The Functional Genomics Centre will also serve as a hub of expertise in genetic screens, cancer models, CRISPR tool design, and computational approaches to big data designed to understand genetic changes contributing to cancer development, as well as identify and validate potential drug targets, Cancer Research UK added.

A Huge Asset

“This new center will be a huge asset to the U.K. cancer research community and will accelerate the development of new treatments for people with cancer,” stated Greg Hannon, Ph.D., director of the Cancer Research UK Cambridge Institute, who is guiding the development of the new functional genomics center.

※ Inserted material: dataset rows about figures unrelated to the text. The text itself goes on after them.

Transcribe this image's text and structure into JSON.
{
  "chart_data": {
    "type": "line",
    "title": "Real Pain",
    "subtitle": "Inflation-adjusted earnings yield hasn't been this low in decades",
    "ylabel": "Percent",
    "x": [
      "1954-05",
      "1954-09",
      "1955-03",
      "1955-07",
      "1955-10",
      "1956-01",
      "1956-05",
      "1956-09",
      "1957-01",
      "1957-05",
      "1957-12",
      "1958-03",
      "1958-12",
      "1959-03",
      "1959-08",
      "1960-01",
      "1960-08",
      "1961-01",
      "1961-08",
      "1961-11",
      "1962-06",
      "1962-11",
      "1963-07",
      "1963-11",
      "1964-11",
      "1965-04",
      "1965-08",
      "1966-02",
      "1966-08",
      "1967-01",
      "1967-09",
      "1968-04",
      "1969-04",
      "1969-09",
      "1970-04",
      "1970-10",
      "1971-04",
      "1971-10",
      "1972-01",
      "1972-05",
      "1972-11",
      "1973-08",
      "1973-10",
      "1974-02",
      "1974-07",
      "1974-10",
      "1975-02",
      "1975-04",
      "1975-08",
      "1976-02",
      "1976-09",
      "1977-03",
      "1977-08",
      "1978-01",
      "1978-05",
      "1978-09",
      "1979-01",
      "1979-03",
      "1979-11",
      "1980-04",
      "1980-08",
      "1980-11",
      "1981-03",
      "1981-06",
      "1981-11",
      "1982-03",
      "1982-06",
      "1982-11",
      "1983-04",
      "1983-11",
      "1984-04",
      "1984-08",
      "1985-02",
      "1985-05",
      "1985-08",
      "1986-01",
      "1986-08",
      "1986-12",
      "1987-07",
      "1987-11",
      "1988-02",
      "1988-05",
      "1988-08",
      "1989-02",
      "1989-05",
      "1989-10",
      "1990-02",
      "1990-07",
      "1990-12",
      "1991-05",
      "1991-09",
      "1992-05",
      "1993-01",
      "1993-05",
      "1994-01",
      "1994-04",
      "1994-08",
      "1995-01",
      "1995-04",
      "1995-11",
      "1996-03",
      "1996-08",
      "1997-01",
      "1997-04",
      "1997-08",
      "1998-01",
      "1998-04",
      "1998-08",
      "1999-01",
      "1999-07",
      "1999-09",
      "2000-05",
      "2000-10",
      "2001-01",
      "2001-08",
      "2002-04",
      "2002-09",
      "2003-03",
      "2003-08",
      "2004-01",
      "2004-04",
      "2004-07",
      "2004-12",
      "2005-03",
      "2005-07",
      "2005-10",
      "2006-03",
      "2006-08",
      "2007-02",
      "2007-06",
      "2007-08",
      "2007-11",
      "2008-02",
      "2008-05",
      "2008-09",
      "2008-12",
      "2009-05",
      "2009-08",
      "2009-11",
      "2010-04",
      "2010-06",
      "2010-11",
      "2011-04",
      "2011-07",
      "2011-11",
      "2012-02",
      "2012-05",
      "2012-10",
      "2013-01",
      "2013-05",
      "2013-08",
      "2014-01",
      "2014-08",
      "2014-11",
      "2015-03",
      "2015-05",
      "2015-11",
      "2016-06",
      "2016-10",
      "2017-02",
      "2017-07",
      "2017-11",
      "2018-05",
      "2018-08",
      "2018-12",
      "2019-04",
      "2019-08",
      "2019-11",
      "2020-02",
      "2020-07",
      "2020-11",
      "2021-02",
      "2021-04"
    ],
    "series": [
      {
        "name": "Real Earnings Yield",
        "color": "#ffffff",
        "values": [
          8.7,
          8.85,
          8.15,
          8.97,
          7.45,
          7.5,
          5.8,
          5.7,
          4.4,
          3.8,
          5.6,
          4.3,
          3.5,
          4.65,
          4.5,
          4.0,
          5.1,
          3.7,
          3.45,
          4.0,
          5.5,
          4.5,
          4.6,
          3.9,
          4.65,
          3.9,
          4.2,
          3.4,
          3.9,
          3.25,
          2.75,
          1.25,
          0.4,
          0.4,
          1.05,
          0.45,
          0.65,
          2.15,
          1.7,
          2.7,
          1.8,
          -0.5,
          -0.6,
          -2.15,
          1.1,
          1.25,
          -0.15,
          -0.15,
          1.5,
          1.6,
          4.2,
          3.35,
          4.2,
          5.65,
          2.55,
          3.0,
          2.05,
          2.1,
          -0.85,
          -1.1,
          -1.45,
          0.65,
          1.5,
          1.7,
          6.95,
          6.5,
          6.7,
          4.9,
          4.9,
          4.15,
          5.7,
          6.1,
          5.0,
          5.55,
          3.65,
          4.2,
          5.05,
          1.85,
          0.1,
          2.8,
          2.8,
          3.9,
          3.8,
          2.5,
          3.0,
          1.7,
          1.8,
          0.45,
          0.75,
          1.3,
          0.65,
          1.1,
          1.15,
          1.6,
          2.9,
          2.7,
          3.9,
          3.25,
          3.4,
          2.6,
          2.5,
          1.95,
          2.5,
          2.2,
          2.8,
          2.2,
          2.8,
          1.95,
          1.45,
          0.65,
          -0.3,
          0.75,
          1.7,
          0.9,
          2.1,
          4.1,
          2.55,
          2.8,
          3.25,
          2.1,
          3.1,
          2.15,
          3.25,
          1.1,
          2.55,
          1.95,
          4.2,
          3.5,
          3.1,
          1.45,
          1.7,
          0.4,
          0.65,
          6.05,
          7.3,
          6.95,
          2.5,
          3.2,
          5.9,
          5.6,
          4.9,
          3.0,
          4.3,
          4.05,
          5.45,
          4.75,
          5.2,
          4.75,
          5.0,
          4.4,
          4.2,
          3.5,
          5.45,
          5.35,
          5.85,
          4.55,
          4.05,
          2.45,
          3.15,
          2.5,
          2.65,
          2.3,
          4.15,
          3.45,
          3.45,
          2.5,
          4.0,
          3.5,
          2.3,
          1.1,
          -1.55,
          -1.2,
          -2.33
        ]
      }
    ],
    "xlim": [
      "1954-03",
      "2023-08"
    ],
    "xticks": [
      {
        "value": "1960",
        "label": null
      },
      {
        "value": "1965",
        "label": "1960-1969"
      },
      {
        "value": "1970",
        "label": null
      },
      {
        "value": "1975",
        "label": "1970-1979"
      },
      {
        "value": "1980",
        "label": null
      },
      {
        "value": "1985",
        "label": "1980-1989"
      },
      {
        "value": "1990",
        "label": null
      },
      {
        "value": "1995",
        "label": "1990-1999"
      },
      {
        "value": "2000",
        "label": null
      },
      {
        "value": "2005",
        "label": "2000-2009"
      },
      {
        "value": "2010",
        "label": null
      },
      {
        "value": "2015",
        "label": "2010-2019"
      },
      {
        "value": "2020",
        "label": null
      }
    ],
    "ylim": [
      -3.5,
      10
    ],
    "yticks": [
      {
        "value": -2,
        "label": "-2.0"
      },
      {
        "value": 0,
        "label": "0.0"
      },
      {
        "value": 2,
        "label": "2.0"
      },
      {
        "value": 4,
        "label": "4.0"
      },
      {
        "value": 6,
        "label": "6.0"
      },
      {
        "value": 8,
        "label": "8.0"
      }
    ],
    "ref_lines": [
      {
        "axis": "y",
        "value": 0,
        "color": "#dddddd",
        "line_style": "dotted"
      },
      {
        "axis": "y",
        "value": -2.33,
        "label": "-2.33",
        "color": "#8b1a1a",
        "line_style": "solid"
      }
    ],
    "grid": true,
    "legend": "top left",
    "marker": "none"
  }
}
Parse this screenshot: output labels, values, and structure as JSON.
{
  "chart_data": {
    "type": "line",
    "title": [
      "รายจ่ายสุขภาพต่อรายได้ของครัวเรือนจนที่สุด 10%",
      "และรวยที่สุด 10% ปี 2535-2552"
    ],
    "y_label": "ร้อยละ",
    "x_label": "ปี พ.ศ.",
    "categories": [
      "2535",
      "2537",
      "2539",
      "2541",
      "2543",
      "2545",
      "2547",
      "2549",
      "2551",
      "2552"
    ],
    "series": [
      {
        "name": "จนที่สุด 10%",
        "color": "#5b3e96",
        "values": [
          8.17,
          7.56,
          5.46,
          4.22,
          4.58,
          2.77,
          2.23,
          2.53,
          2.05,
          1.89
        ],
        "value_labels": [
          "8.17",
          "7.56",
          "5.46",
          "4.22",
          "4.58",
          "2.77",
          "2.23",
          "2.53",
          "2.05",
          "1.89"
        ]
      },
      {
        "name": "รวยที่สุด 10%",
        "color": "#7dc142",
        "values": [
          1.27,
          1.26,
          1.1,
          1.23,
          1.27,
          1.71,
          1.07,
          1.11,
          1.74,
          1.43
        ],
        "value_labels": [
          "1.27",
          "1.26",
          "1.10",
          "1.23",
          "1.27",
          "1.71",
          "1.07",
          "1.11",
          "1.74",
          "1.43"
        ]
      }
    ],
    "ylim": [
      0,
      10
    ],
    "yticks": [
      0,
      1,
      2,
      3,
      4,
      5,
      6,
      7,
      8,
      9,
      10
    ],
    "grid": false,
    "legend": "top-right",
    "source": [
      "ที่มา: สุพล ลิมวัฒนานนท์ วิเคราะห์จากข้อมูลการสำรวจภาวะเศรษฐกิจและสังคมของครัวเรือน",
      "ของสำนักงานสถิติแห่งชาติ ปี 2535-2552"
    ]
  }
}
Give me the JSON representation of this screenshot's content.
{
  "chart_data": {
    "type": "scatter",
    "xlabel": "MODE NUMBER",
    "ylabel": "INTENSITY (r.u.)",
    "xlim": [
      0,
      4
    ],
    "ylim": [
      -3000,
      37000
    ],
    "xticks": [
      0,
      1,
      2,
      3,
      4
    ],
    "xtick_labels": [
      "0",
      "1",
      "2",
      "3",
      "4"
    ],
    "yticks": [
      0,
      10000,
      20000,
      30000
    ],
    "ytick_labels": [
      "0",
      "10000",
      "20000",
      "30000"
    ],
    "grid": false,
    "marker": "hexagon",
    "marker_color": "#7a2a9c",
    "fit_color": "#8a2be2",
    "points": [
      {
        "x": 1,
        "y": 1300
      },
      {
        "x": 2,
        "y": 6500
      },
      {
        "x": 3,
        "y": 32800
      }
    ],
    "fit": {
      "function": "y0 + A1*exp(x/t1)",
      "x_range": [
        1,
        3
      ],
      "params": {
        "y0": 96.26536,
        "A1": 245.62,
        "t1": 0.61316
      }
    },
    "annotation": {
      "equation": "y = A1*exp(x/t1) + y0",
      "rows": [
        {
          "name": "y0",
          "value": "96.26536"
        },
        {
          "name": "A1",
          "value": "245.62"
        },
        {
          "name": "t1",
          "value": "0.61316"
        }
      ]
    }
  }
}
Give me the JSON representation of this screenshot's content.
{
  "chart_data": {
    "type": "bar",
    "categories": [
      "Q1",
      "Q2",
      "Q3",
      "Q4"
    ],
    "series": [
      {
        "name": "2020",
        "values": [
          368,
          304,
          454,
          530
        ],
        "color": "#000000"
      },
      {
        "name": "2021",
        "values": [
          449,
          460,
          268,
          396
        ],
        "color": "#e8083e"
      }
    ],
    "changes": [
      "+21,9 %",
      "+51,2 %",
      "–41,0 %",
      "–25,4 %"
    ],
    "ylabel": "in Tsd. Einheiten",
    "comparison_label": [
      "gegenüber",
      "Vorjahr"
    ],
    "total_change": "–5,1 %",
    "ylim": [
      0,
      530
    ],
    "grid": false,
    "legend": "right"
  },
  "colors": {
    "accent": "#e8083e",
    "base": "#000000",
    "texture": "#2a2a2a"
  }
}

“After two decades of effort, we’re making fast progress but we’re still only just beginning to tap into the full potential of CRISPR and to understand how this is applied alongside other functional genomics approaches,” added Dr. Hannon, who came to Cancer Research UK Cambridge Institute effective February 1 after more than 20 years at Cold Spring Harbor Laboratory (CSHL). “As we develop high-quality standardized techniques through the center, we can create more sophisticated and powerful biological models of disease, handle larger and more complex data sets, and identify successful cancer drug targets with better accuracy.”

At CSHL, Dr. Hannon and colleagues won a Cancer Research UK “Grand Challenge” award of up to £20 million (about $25.3 million) to build a 3D tumor designed to be studied using virtual reality. The technology is intended to allow multiple doctors and scientists to look at a tumor at once, to improve diagnosis and treatment of patients. Dr. Hannon also developed widely-used tools and strategies for manipulation of gene expression in mammalian cells and animals, including those featuring RNA interference (RNAi) and exome capture.

Cancer Research UK has partnered with biopharma giants in the past: In January, the charity and Merck KGaA launched three research projects focused on cancer drug discovery, expanding on several earlier collaborations focused on discovering single treatments and validating targets for new therapies. And in August 2017, Cancer Research UK joined Eli Lilly to launch a Phase I trial of a cell division cycle 7 kinase (Cdc7) inhibitor designed to fight numerous solid-tumor cancers with mutations of the p53 gene.